Mapping conformational changes using HDX-MS. (A) Sequence of human CHIP showing the distribution of the 67 peptides identified in the HDX-MS analysis. (B) The % deuteration of a given peptide from the 60s analysis was mapped onto the crystal structure of mCHIP (PDB 2C2L). Shown is the data for wt CHIP (left) and K30A CHIP (right). (C) Graph showing the average deuteration (%) of single amino acids of CHIP wt (blue) or K30A (green) at the 60s time point calculated as described in (32). (D) Graphs showing the kinetics of deuteration for selected TPR-domain peptides from wt (blue) and K30A (green) CHIP. Amino acid number is given in the bottom right hand side of the individual graphs. (E) As in (D) except that the selected peptides were from the U-box.

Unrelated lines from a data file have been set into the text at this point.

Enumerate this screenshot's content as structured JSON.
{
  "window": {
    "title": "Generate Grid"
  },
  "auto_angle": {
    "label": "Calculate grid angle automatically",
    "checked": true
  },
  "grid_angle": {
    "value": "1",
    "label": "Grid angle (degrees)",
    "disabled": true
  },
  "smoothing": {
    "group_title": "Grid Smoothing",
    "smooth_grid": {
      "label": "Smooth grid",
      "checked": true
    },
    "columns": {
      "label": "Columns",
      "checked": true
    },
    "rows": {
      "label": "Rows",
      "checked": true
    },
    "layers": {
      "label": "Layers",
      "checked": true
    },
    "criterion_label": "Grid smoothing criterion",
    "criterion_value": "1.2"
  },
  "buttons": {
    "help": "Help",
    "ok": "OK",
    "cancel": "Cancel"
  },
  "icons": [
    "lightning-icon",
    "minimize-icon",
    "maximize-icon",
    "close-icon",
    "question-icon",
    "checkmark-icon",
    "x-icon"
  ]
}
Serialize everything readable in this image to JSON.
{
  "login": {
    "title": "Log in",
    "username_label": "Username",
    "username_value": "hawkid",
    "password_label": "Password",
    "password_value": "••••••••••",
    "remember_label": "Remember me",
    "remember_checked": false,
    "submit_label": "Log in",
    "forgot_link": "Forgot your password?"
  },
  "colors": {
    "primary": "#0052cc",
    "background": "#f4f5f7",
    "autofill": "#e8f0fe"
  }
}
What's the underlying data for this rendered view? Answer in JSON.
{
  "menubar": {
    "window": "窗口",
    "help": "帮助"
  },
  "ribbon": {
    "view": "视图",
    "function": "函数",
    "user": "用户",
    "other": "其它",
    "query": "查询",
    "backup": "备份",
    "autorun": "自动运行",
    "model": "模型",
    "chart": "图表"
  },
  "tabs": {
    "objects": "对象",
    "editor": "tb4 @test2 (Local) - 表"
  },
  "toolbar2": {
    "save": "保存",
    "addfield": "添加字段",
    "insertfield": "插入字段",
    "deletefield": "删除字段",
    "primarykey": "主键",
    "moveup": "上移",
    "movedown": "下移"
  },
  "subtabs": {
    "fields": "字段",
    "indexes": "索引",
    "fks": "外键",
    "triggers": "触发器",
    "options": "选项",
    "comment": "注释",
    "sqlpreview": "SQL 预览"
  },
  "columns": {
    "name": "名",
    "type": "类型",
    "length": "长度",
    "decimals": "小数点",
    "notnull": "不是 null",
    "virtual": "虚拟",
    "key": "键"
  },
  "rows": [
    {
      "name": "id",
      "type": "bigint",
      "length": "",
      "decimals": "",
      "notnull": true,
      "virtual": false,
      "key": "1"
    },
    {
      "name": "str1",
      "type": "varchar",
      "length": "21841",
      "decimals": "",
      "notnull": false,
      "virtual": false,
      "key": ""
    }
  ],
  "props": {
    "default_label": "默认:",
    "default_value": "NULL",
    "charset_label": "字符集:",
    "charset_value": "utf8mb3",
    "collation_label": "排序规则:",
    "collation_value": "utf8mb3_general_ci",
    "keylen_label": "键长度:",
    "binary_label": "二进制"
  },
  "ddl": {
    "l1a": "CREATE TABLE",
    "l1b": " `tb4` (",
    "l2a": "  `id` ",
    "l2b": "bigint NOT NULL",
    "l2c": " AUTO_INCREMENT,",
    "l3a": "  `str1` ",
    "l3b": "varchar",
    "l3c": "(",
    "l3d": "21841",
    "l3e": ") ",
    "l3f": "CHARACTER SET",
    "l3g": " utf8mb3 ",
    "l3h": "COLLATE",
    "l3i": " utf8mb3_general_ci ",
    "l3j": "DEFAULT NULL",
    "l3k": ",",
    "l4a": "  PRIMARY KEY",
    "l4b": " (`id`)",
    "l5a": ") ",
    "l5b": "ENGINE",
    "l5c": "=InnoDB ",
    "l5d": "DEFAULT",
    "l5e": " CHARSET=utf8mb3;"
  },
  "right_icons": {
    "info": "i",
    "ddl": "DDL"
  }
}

Amino acid numbers are shown at the top left hand corner. (F) Structural representation of CHIP dimer in complex with Ubc13 (black) and ubiquitin (white), showing the predicted orientation of the U-box in the activated E2 complex. Shown is the structure of nearly full-length dimeric CHIP (PDB 2C2L) aligned with the CHIP U-box and Ubc13 complex (E2; PDB 2C2V), followed by alignment with ubiquitin from the complex of RING domain dimer Rnf4, E2 conjugating enzyme Ubch5a and ubiquitin (PDB 4AP4). U-box core residues (red) and N-terminal helix (salmon pink) that have reduced flexibility in the K30A-CHIP mutant are indicated. The U-boxes form the main dimer interface between CHIP protomers and also function as scaffolds for loops known to be involved in protein-protein interactions.